Ich frage mich in vielen Konzerten: Wie geht das eigentlich, zuhören? Zunächst einmal scheint es wichtig zu sein, die eigenen Erwartungen zu klären, an das Konzert, aber auch an sich selbst. Möchte ich a) die chromatische Modulation in die Reprisentonart nachvollziehen; oder b) meine Einkaufsliste planen; oder c) Teil einer sinnlich-ästhetischen, vielleicht sogar kontemplativen Erfahrung sein? Ehrliche Antwort: Ich möchte a), b) und c) gleichermaßen.

Das Recht, überrascht zu werden.

a) Für viele Hörer*innen – mich eingeschlossen – spielt es eine entscheidende Rolle, ob ihnen die Musik gefällt. Vertrautheit mit der Musik, mit ihrer Sprache oder Logik gibt uns Orientierung. Wir wollen wissen: Wo befinden wir uns? Aber auch: Was kommt als Nächstes? So streben wir paradoxerweise eine Aufdeckung dessen an, was Musik uns so gut bieten kann: Unabhängigkeit von Rationalem, von Zeit und Raum. Dabei werden die Gelegenheiten zu einem allerersten Hören immer seltener. Solche Momente sind essentiell, es gibt ein Recht auch auf das Ungefällige, das Unbekannte, auf Ecken und Kanten: Programme jenseits des sogenannten Repertoires.

Das Recht, herumzuhören.

b) Jede*r schaltet im Konzert manchmal zwischendurch ab, denkt an private Angelegenheiten und beschäftigt sich so gar nicht mit den Geschehnissen auf dem Podium. Wo sonst, wenn nicht im Konzertsaal können wir über anstehende Entscheidungen brüten, vergangene Gespräche reflektieren oder unauffällig andere Leute beobachten? Erwerben wir mit der Eintrittskarte in den Konzertsaal unserer Wahl nicht zugleich auch das Recht, vagabundierend herumzuhören, wegzuhören oder in uns hineinzuhören?

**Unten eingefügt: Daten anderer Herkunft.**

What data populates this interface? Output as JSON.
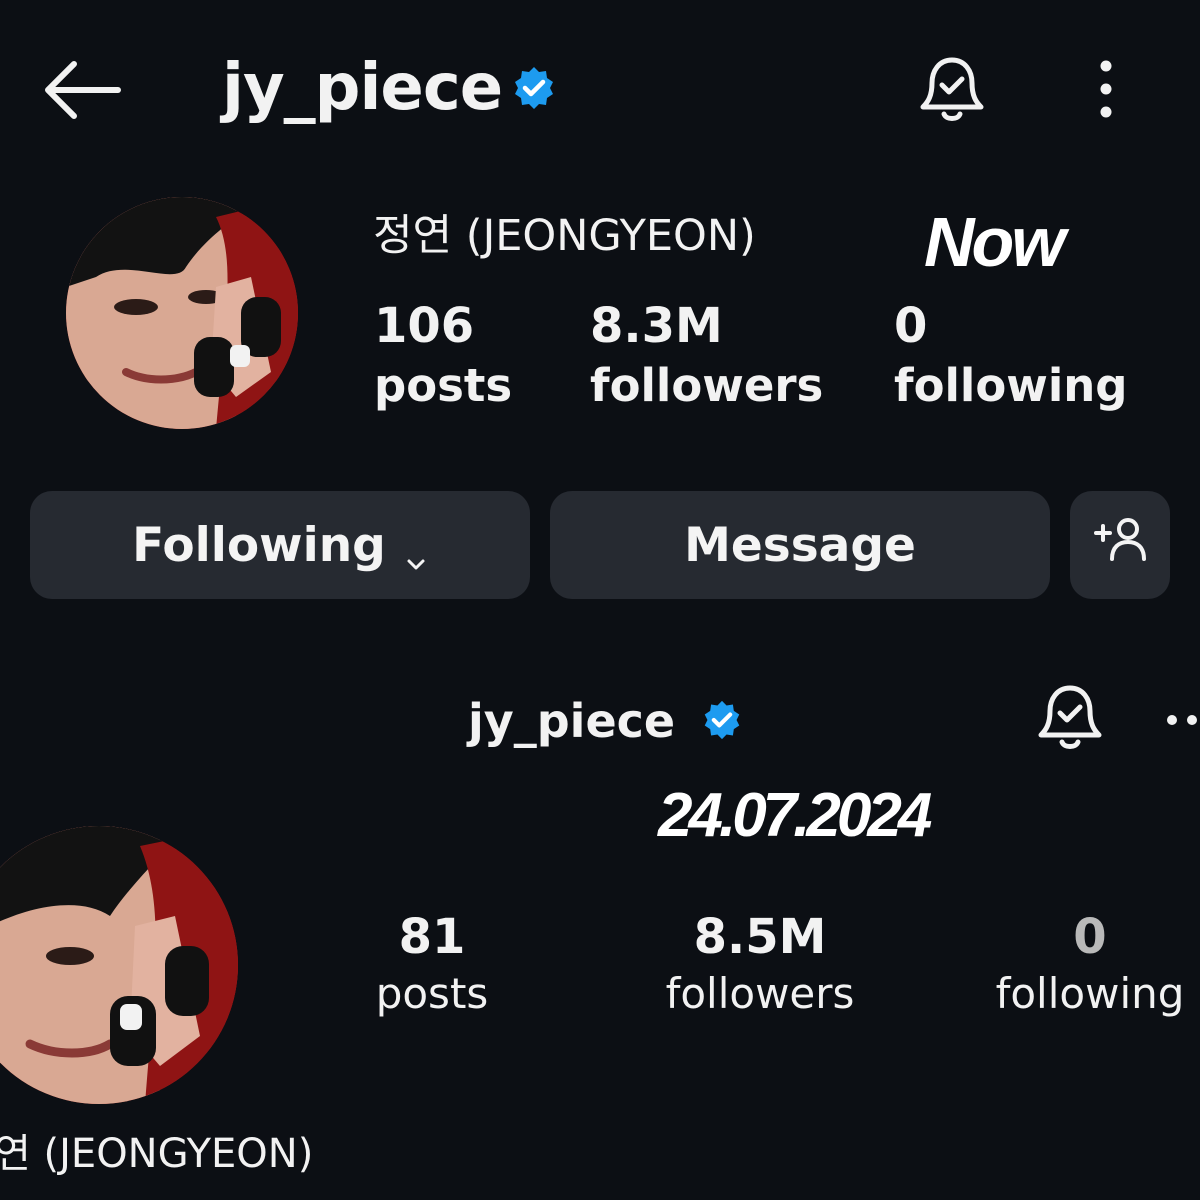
{
  "top": {
    "username": "jy_piece",
    "display_name": "정연 (JEONGYEON)",
    "overlay_label": "Now",
    "stats": [
      {
        "value": "106",
        "label": "posts"
      },
      {
        "value": "8.3M",
        "label": "followers"
      },
      {
        "value": "0",
        "label": "following"
      }
    ],
    "buttons": {
      "following": "Following",
      "message": "Message"
    },
    "icons": {
      "back": "back-arrow-icon",
      "verified": "verified-badge-icon",
      "bell": "notification-bell-icon",
      "more": "more-vertical-icon",
      "chevron": "chevron-down-icon",
      "add_user": "add-user-icon"
    }
  },
  "bottom": {
    "username": "jy_piece",
    "overlay_date": "24.07.2024",
    "display_name": "연 (JEONGYEON)",
    "stats": [
      {
        "value": "81",
        "label": "posts"
      },
      {
        "value": "8.5M",
        "label": "followers"
      },
      {
        "value": "0",
        "label": "following"
      }
    ]
  },
  "colors": {
    "background": "#0c0f14",
    "button": "#262a31",
    "verified": "#1d9bf0",
    "text": "#f2f2f2"
  }
}
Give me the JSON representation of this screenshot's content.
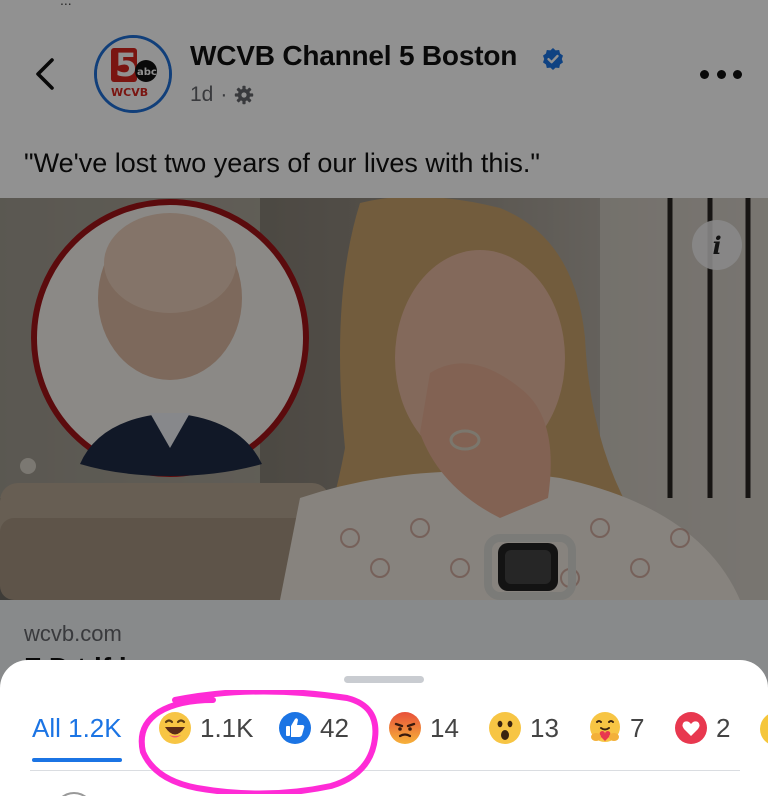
{
  "header": {
    "top_clipped_text": "...",
    "page_name": "WCVB Channel 5 Boston",
    "post_age": "1d",
    "meta_separator": "·"
  },
  "avatar": {
    "logo_number": "5",
    "logo_network": "abc",
    "logo_callsign": "WCVB"
  },
  "post": {
    "caption": "\"We've lost two years of our lives with this.\"",
    "info_label": "i"
  },
  "link_preview": {
    "domain": "wcvb.com",
    "title_partial": "F    D        t    lf    i"
  },
  "reactions_sheet": {
    "tabs": [
      {
        "id": "all",
        "label": "All 1.2K",
        "icon": "",
        "selected": true
      },
      {
        "id": "haha",
        "label": "1.1K",
        "icon": "haha-emoji-icon"
      },
      {
        "id": "like",
        "label": "42",
        "icon": "like-thumb-icon"
      },
      {
        "id": "angry",
        "label": "14",
        "icon": "angry-emoji-icon"
      },
      {
        "id": "wow",
        "label": "13",
        "icon": "wow-emoji-icon"
      },
      {
        "id": "care",
        "label": "7",
        "icon": "care-hug-emoji-icon"
      },
      {
        "id": "love",
        "label": "2",
        "icon": "love-heart-icon"
      }
    ]
  },
  "colors": {
    "accent_blue": "#1b74e4",
    "annotation_magenta": "#ff2bd6",
    "dim_overlay": "rgba(0,0,0,0.43)",
    "avatar_ring": "#1f6fd6"
  }
}
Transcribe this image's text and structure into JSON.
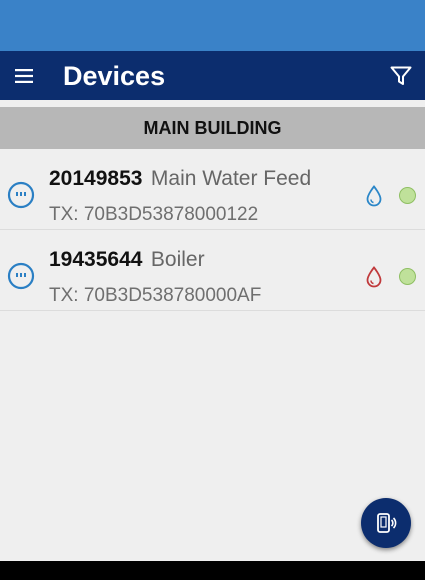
{
  "app_bar": {
    "title": "Devices",
    "menu_icon": "hamburger-menu-icon",
    "filter_icon": "filter-funnel-icon"
  },
  "section": {
    "title": "MAIN BUILDING"
  },
  "devices": [
    {
      "id": "20149853",
      "name": "Main Water Feed",
      "tx": "TX: 70B3D53878000122",
      "meter_icon": "meter-icon",
      "drop_icon": "water-drop-icon",
      "drop_color": "#2a86c8",
      "status_color": "#bfe19a"
    },
    {
      "id": "19435644",
      "name": "Boiler",
      "tx": "TX: 70B3D538780000AF",
      "meter_icon": "meter-icon",
      "drop_icon": "water-drop-icon",
      "drop_color": "#c0393b",
      "status_color": "#bfe19a"
    }
  ],
  "fab": {
    "icon": "nfc-phone-icon"
  },
  "colors": {
    "status_bar": "#3a82c8",
    "app_bar": "#0c2d6e",
    "section_header": "#b7b7b7",
    "meter_icon": "#2a7fc4"
  }
}
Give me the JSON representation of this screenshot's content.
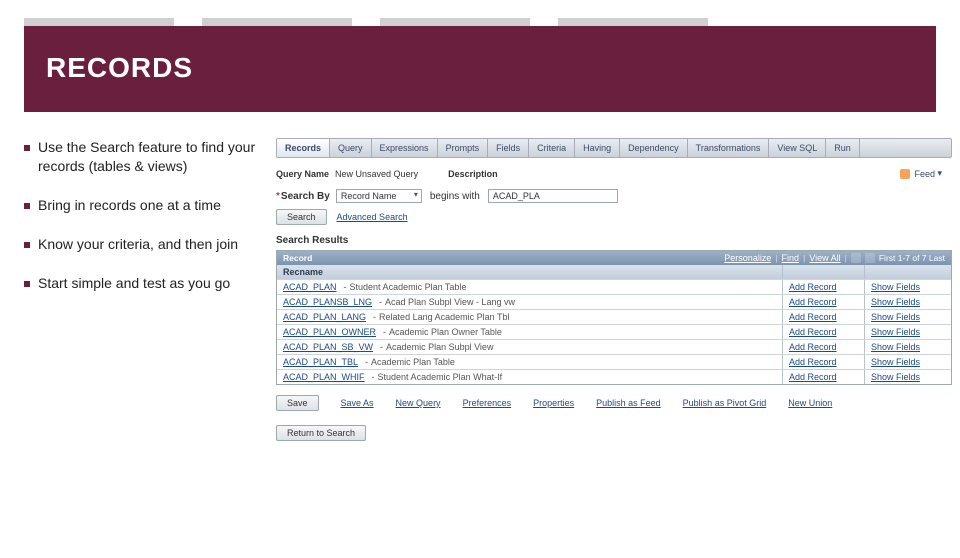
{
  "title": "RECORDS",
  "bullets": [
    "Use the Search feature to find your records (tables & views)",
    "Bring in   records   one at a time",
    "Know your criteria, and then join",
    "Start simple and test as you go"
  ],
  "tabs": [
    "Records",
    "Query",
    "Expressions",
    "Prompts",
    "Fields",
    "Criteria",
    "Having",
    "Dependency",
    "Transformations",
    "View SQL",
    "Run"
  ],
  "meta": {
    "query_name_label": "Query Name",
    "query_name_value": "New Unsaved Query",
    "description_label": "Description",
    "feed_label": "Feed"
  },
  "search": {
    "label": "Search By",
    "select_value": "Record Name",
    "begins": "begins with",
    "input_value": "ACAD_PLA",
    "search_btn": "Search",
    "advanced": "Advanced Search"
  },
  "results_title": "Search Results",
  "grid": {
    "main_title": "Record",
    "toolbar": {
      "personalize": "Personalize",
      "find": "Find",
      "viewall": "View All",
      "range": "First 1-7 of 7 Last"
    },
    "cols": [
      "Recname",
      "",
      ""
    ],
    "add_label": "Add Record",
    "show_label": "Show Fields",
    "rows": [
      {
        "code": "ACAD_PLAN",
        "desc": "Student Academic Plan Table"
      },
      {
        "code": "ACAD_PLANSB_LNG",
        "desc": "Acad Plan Subpl View - Lang vw"
      },
      {
        "code": "ACAD_PLAN_LANG",
        "desc": "Related Lang Academic Plan Tbl"
      },
      {
        "code": "ACAD_PLAN_OWNER",
        "desc": "Academic Plan Owner Table"
      },
      {
        "code": "ACAD_PLAN_SB_VW",
        "desc": "Academic Plan Subpl View"
      },
      {
        "code": "ACAD_PLAN_TBL",
        "desc": "Academic Plan Table"
      },
      {
        "code": "ACAD_PLAN_WHIF",
        "desc": "Student Academic Plan What-If"
      }
    ]
  },
  "bottom": {
    "save": "Save",
    "links": [
      "Save As",
      "New Query",
      "Preferences",
      "Properties",
      "Publish as Feed",
      "Publish as Pivot Grid",
      "New Union"
    ],
    "return": "Return to Search"
  }
}
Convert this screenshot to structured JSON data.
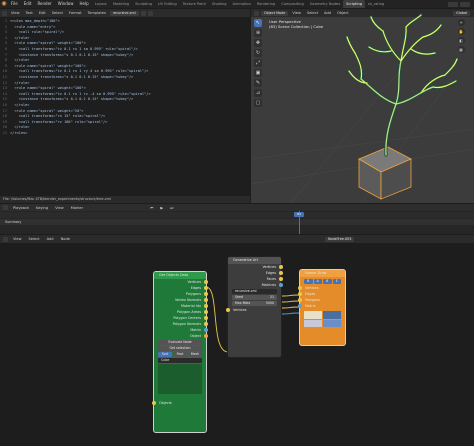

Das Recht, überwältigt zu werden.

c) Nicht nur unsere geliebt-gehassten Konzertkonventionen verdanken wir der Verbürgerlichung der Kultur seit dem achtzehnten Jahrhundert, auch kunstreligiöse Aspekte aus dem neunzehnten prägen heute unsere Erwartungen an ein Konzert: Wir suchen Sinnstiftung und Meditation, einen Erleuchtungs- und Erlebnisort statt einer Bildungsinstitution. Haben wir nicht auch ein Recht auf emotionale Überwältigung?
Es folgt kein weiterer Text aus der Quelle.